The Skowhegan School of Painting & Sculpture at 1 Art School Road in Madison has completed a fundraising campaign that brought in more than $21 million. Above, Ron Pinkham mends a split-rail fence in 2015 on the school grounds. David Leaming/Morning Sentinel file

MADISON — A capital campaign marking the 75th anniversary of the Skowhegan School of Painting & Sculpture raised more than $21 million, which officials say should have a transformational impact on the school.

As part of the campaign, a New York architectural firm oversaw a campus master plan that included the development or rehabilitation of eight facilities at the school to allow for, among other things, the expansion of offerings over time.

Established in 1946, the school at 1 Art School Road hosts an intensive nine-week summer residency program for emerging visual artists who are given studio space and access to a sculpture studio, fresco studio, media lab and a library with more than 14,000 volumes.

Located off East Madison Road, with frontage on Wesserunsett Lake, the school has more than 350 acres of farmland and forests. Each year, it looks to bring together diverse artists who have demonstrated a commitment to art-making and inquiry.

The faculty of resident and visiting artists provides those enrolled with support and critical assistance, according to the school’s website. The program is meant to provide an atmosphere in which participants are encouraged to work free of the expectations of the marketplace and academia.

Co-chaired by Eleanor Acquavella, Donald Moffett and Paula Volent, the fundraising campaign was the most significant fundraising initiative in the school’s history, and expands its capacity to support emerging visual artists, according to an announcement from the public relations firm that represents the school.


“Skowhegan has a founding history of inclusivity, welcoming artists of color, international artists, artists of different sexual orientations and gender at a time when it was not only less common, but oftentimes against societal norms and laws,” according to the announcement. “Furthermore, Skowhegan has always provided scholarships for any accepted artist, and participants are considered on the basis of their work, rather than their educational or professional experiences.”

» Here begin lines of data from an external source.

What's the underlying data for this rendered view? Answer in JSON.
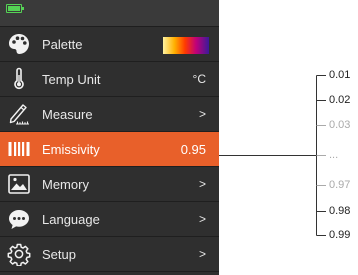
{
  "status": {
    "battery_level": 1.0,
    "battery_color": "#55d255"
  },
  "menu": {
    "items": [
      {
        "icon": "palette-icon",
        "label": "Palette",
        "value": "",
        "active": false
      },
      {
        "icon": "thermometer-icon",
        "label": "Temp Unit",
        "value": "°C",
        "active": false
      },
      {
        "icon": "measure-icon",
        "label": "Measure",
        "value": ">",
        "active": false
      },
      {
        "icon": "emissivity-icon",
        "label": "Emissivity",
        "value": "0.95",
        "active": true
      },
      {
        "icon": "memory-icon",
        "label": "Memory",
        "value": ">",
        "active": false
      },
      {
        "icon": "language-icon",
        "label": "Language",
        "value": ">",
        "active": false
      },
      {
        "icon": "gear-icon",
        "label": "Setup",
        "value": ">",
        "active": false
      }
    ]
  },
  "emissivity_options": {
    "items": [
      {
        "label": "0.01",
        "dim": false
      },
      {
        "label": "0.02",
        "dim": false
      },
      {
        "label": "0.03",
        "dim": true
      },
      {
        "label": "...",
        "dim": true
      },
      {
        "label": "0.97",
        "dim": true
      },
      {
        "label": "0.98",
        "dim": false
      },
      {
        "label": "0.99",
        "dim": false
      }
    ]
  },
  "colors": {
    "panel_bg": "#2f2f2f",
    "active_bg": "#e8602a",
    "text_light": "#e8e8e8",
    "option_text": "#222222",
    "option_dim": "#aaaaaa"
  }
}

Renovation projects and new construction that were part of the master plan included the Acquavella Sculpture Shop, made possible by the Acquavella Family Foundation. It provides a space to work in wood and metal, and houses a spray booth, tool and wood storage, small shop office and first aid area.

The David C. Driskell House honors the artist, curator and educator who died in 2020. Driskell was a former student, faculty member, trustee and Skowhegan Lifetime Legacy Award recipient. The facility will house up to 11 people.

The Helen Frankenthaler Studio is the first new building constructed on campus since 2011 and will provide studio space for three people. Frankenthaler was a visiting artist in 1986, and the studio is made possible by her eponymous foundation.

Other facilities include the Frank Moore Studio and Pollinator Garden, a four-studio, timber-frame building; Gund Dining Hall, which is named for Ann and Graham Gund and features reclaimed wood floors, windows overlooking the lake, an open kitchen and improved food storage; the Moffett/Gober Sculpture Pavilion, which features four existing sculpture yard studios converted into a covered pavilion for artists to work on large-scale projects; and the Pollock-Krasner Ceramics Studio, which was funded by the Pollock-Krasner Foundation and includes two existing sculpture yard studios converted into the first dedicated space for ceramics, with wheels, a slab roller, a sink and other features.

The Kippy Stroud Cottage for staff members includes five studio apartments, a common kitchen and shared living space. The residence is supported through a grant from the Marion Boulton “Kippy” Stroud Foundation.


Next door is a staff cottage dubbed the “Twin A’s,” named in honor of Ann Gund by Agnes Gund. The flexible staff cottage layout suits a variety of living configurations and provides appropriate privacy and living space for program staff members who are alumni.

Two campus additions anticipated for this year are a flexible space and a series of natural amphitheater spaces, both designed to supplement existing studio facilities and allow for innovations in performance, dance, movement and new genres.

Campaign gifts include those from Paula J. Volent, The Looker Foundation and Greg and Susie Palm and the Palm Foundation.

The Anna-Maria and Stephen Kellen Foundation has provided a $2.5 million grant for an endowment.